Лукаш не отдавал себе отчета, почему Урсула видится ему в роли безмолвной парижской девушки, схватившейся за перила моста через Сену и уже готовой к самоубийственному прыжку. Какие для этого могли быть основания? Его собственная жестокость или подсознательное стремление ей отомстить? А может, тайная апелляция к тому Страшному суду, который происходит каждый день?

Во второй половине июля 1944-го я решил поехать на пару дней в Рыбицы. Наша кладовка почти опустела, а в воздухе ощущалось приближение каких-то важных событий (мы не знали, каких именно, но что-то явно назревало: либо как в первую голову думали мы - восстание, либо наступление Красной Армии), так что желательно было запастись продуктами надолго. На этом настаивали обе мои женщины - и тетка Евгения, и Урсула.

Я приехал утром, и пан Витольд сразу же пригласил меня к себе; комната Богдана все еще оставалась свободной. Мой управляющий, имевший контакты с седлецкими аковцами, тоже был убежден, что "скоро что-то начнется". Через два-три дня он собирался взять на время машину и отправиться в Варшаву, так что я мог к нему присоединиться, захватив весь свой увесистый багаж.

Лукаш положил под голову еще одну подушку. Одеяла уже не согревали, и он лежал почти окоченевший. Пейзаж за окном постепенно размывался, будто свету стало труднее пробиваться сквозь темные очки. "Только бы продержаться до Падуи", - бормотал он себе под нос. Чем меньше Лукаш видел за окном, тем более отрезанным от мира себя ощущал. Под любым предлогом он звонком вызывал Мэри.

Вести о приближающемся фронте опережали одна другую. Это означало, что дорога до Варшавы будет вскоре перекрыта. Боже, что станет с Урсулой? А с теткой Евгенией? От прежних планов пану Витольду, естественно, пришлось отказаться. Вместо этого он отправился в Седльце, откуда привез известие о том, что формируется небольшой отряд аковцев, который лесами, в обход, намеревается добраться до столицы. Командир согласился взять с собой Лукаша.

Мы вышли из Рыбиц чуть свет, стараясь держаться подальше от немецких постов. Поговаривали, что кто-то уже видел в лесах советские разведотряды. Нас было десять, кое-кто был одет в военный мундир, и каждый второй вооружен.
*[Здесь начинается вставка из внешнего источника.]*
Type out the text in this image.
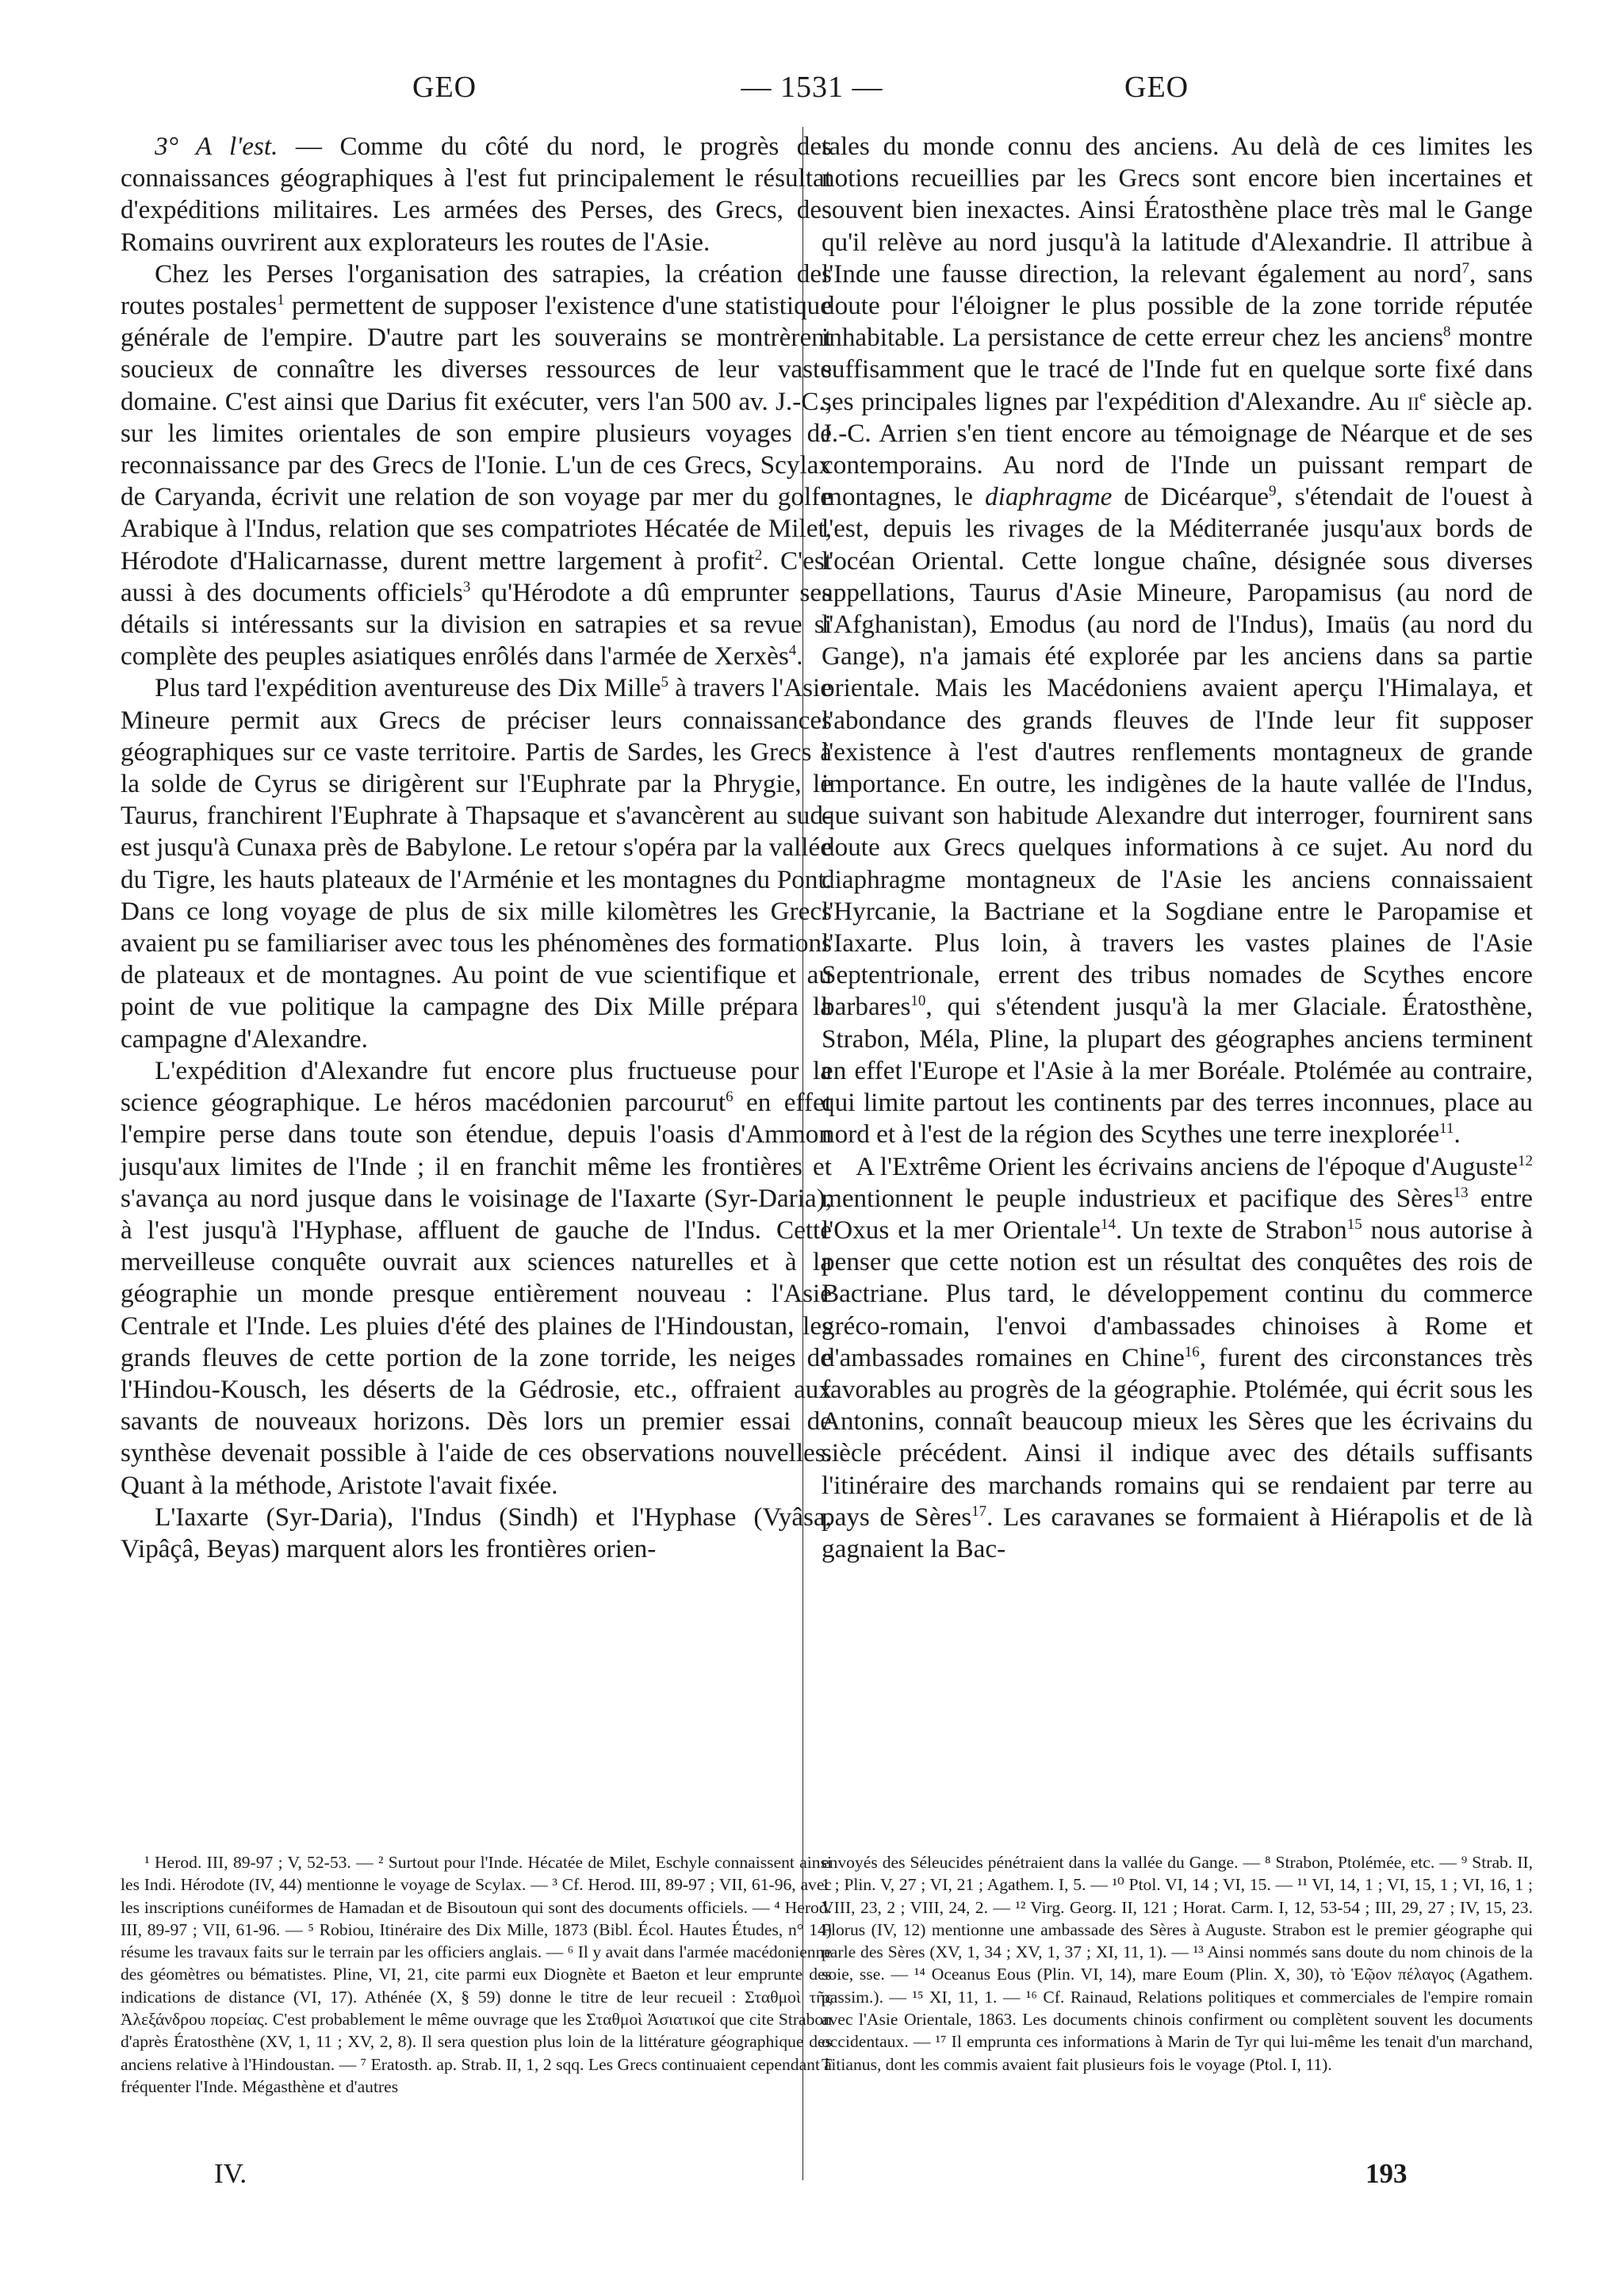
GEO	— 1531 —	GEO

3° A l'est. — Comme du côté du nord, le progrès des connaissances géographiques à l'est fut principalement le résultat d'expéditions militaires. Les armées des Perses, des Grecs, des Romains ouvrirent aux explorateurs les routes de l'Asie.

Chez les Perses l'organisation des satrapies, la création des routes postales$^1$ permettent de supposer l'existence d'une statistique générale de l'empire. D'autre part les souverains se montrèrent soucieux de connaître les diverses ressources de leur vaste domaine. C'est ainsi que Darius fit exécuter, vers l'an 500 av. J.-C., sur les limites orientales de son empire plusieurs voyages de reconnaissance par des Grecs de l'Ionie. L'un de ces Grecs, Scylax de Caryanda, écrivit une relation de son voyage par mer du golfe Arabique à l'Indus, relation que ses compatriotes Hécatée de Milet, Hérodote d'Halicarnasse, durent mettre largement à profit$^2$. C'est aussi à des documents officiels$^3$ qu'Hérodote a dû emprunter ses détails si intéressants sur la division en satrapies et sa revue si complète des peuples asiatiques enrôlés dans l'armée de Xerxès$^4$.

Plus tard l'expédition aventureuse des Dix Mille$^5$ à travers l'Asie Mineure permit aux Grecs de préciser leurs connaissances géographiques sur ce vaste territoire. Partis de Sardes, les Grecs à la solde de Cyrus se dirigèrent sur l'Euphrate par la Phrygie, le Taurus, franchirent l'Euphrate à Thapsaque et s'avancèrent au sud-est jusqu'à Cunaxa près de Babylone. Le retour s'opéra par la vallée du Tigre, les hauts plateaux de l'Arménie et les montagnes du Pont. Dans ce long voyage de plus de six mille kilomètres les Grecs avaient pu se familiariser avec tous les phénomènes des formations de plateaux et de montagnes. Au point de vue scientifique et au point de vue politique la campagne des Dix Mille prépara la campagne d'Alexandre.

L'expédition d'Alexandre fut encore plus fructueuse pour la science géographique. Le héros macédonien parcourut$^6$ en effet l'empire perse dans toute son étendue, depuis l'oasis d'Ammon jusqu'aux limites de l'Inde ; il en franchit même les frontières et s'avança au nord jusque dans le voisinage de l'Iaxarte (Syr-Daria), à l'est jusqu'à l'Hyphase, affluent de gauche de l'Indus. Cette merveilleuse conquête ouvrait aux sciences naturelles et à la géographie un monde presque entièrement nouveau : l'Asie Centrale et l'Inde. Les pluies d'été des plaines de l'Hindoustan, les grands fleuves de cette portion de la zone torride, les neiges de l'Hindou-Kousch, les déserts de la Gédrosie, etc., offraient aux savants de nouveaux horizons. Dès lors un premier essai de synthèse devenait possible à l'aide de ces observations nouvelles. Quant à la méthode, Aristote l'avait fixée.

L'Iaxarte (Syr-Daria), l'Indus (Sindh) et l'Hyphase (Vyâsa, Vipâçâ, Beyas) marquent alors les frontières orien-

tales du monde connu des anciens. Au delà de ces limites les notions recueillies par les Grecs sont encore bien incertaines et souvent bien inexactes. Ainsi Ératosthène place très mal le Gange qu'il relève au nord jusqu'à la latitude d'Alexandrie. Il attribue à l'Inde une fausse direction, la relevant également au nord$^7$, sans doute pour l'éloigner le plus possible de la zone torride réputée inhabitable. La persistance de cette erreur chez les anciens$^8$ montre suffisamment que le tracé de l'Inde fut en quelque sorte fixé dans ses principales lignes par l'expédition d'Alexandre. Au $ii^e$ siècle ap. J.-C. Arrien s'en tient encore au témoignage de Néarque et de ses contemporains. Au nord de l'Inde un puissant rempart de montagnes, le diaphragme de Dicéarque$^9$, s'étendait de l'ouest à l'est, depuis les rivages de la Méditerranée jusqu'aux bords de l'océan Oriental. Cette longue chaîne, désignée sous diverses appellations, Taurus d'Asie Mineure, Paropamisus (au nord de l'Afghanistan), Emodus (au nord de l'Indus), Imaüs (au nord du Gange), n'a jamais été explorée par les anciens dans sa partie orientale. Mais les Macédoniens avaient aperçu l'Himalaya, et l'abondance des grands fleuves de l'Inde leur fit supposer l'existence à l'est d'autres renflements montagneux de grande importance. En outre, les indigènes de la haute vallée de l'Indus, que suivant son habitude Alexandre dut interroger, fournirent sans doute aux Grecs quelques informations à ce sujet. Au nord du diaphragme montagneux de l'Asie les anciens connaissaient l'Hyrcanie, la Bactriane et la Sogdiane entre le Paropamise et l'Iaxarte. Plus loin, à travers les vastes plaines de l'Asie Septentrionale, errent des tribus nomades de Scythes encore barbares$^{10}$, qui s'étendent jusqu'à la mer Glaciale. Ératosthène, Strabon, Méla, Pline, la plupart des géographes anciens terminent en effet l'Europe et l'Asie à la mer Boréale. Ptolémée au contraire, qui limite partout les continents par des terres inconnues, place au nord et à l'est de la région des Scythes une terre inexplorée$^{11}$.

A l'Extrême Orient les écrivains anciens de l'époque d'Auguste$^{12}$ mentionnent le peuple industrieux et pacifique des Sères$^{13}$ entre l'Oxus et la mer Orientale$^{14}$. Un texte de Strabon$^{15}$ nous autorise à penser que cette notion est un résultat des conquêtes des rois de Bactriane. Plus tard, le développement continu du commerce gréco-romain, l'envoi d'ambassades chinoises à Rome et d'ambassades romaines en Chine$^{16}$, furent des circonstances très favorables au progrès de la géographie. Ptolémée, qui écrit sous les Antonins, connaît beaucoup mieux les Sères que les écrivains du siècle précédent. Ainsi il indique avec des détails suffisants l'itinéraire des marchands romains qui se rendaient par terre au pays de Sères$^{17}$. Les caravanes se formaient à Hiérapolis et de là gagnaient la Bac-

¹ Herod. III, 89-97 ; V, 52-53. — ² Surtout pour l'Inde. Hécatée de Milet, Eschyle connaissent ainsi les Indi. Hérodote (IV, 44) mentionne le voyage de Scylax. — ³ Cf. Herod. III, 89-97 ; VII, 61-96, avec les inscriptions cunéiformes de Hamadan et de Bisoutoun qui sont des documents officiels. — ⁴ Herod. III, 89-97 ; VII, 61-96. — ⁵ Robiou, Itinéraire des Dix Mille, 1873 (Bibl. Écol. Hautes Études, n° 14) résume les travaux faits sur le terrain par les officiers anglais. — ⁶ Il y avait dans l'armée macédonienne des géomètres ou bématistes. Pline, VI, 21, cite parmi eux Diognète et Baeton et leur emprunte des indications de distance (VI, 17). Athénée (X, § 59) donne le titre de leur recueil : Σταθμοὶ τῆς Ἀλεξάνδρου πορείας. C'est probablement le même ouvrage que les Σταθμοὶ Ἀσιατικοί que cite Strabon d'après Ératosthène (XV, 1, 11 ; XV, 2, 8). Il sera question plus loin de la littérature géographique des anciens relative à l'Hindoustan. — ⁷ Eratosth. ap. Strab. II, 1, 2 sqq. Les Grecs continuaient cependant à fréquenter l'Inde. Mégasthène et d'autres

envoyés des Séleucides pénétraient dans la vallée du Gange. — ⁸ Strabon, Ptolémée, etc. — ⁹ Strab. II, 1 ; Plin. V, 27 ; VI, 21 ; Agathem. I, 5. — ¹⁰ Ptol. VI, 14 ; VI, 15. — ¹¹ VI, 14, 1 ; VI, 15, 1 ; VI, 16, 1 ; VIII, 23, 2 ; VIII, 24, 2. — ¹² Virg. Georg. II, 121 ; Horat. Carm. I, 12, 53-54 ; III, 29, 27 ; IV, 15, 23. Florus (IV, 12) mentionne une ambassade des Sères à Auguste. Strabon est le premier géographe qui parle des Sères (XV, 1, 34 ; XV, 1, 37 ; XI, 11, 1). — ¹³ Ainsi nommés sans doute du nom chinois de la soie, sse. — ¹⁴ Oceanus Eous (Plin. VI, 14), mare Eoum (Plin. X, 30), τὸ Ἑῷον πέλαγος (Agathem. passim.). — ¹⁵ XI, 11, 1. — ¹⁶ Cf. Rainaud, Relations politiques et commerciales de l'empire romain avec l'Asie Orientale, 1863. Les documents chinois confirment ou complètent souvent les documents occidentaux. — ¹⁷ Il emprunta ces informations à Marin de Tyr qui lui-même les tenait d'un marchand, Titianus, dont les commis avaient fait plusieurs fois le voyage (Ptol. I, 11).

IV.	193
Пытаясь ориентироваться по компасу, мы блуждали по сосновым чащобам, восстанавливая верный курс только на открытых полянах. Командир оказался самоуверенным недотепой. Лишь через несколько дней вечером мы увидели зарево и вспышки орудийных залпов на варшавских заставах. Было 1 августа. В моем воспаленном мозгу царила только Урсула, о тетке Евгении я едва помнил. Само же восстание я еще загодя называл "коллективным польским безумием", сохраняя при этом верность естественному чувству долга, хотя и без особой патриотической окраски.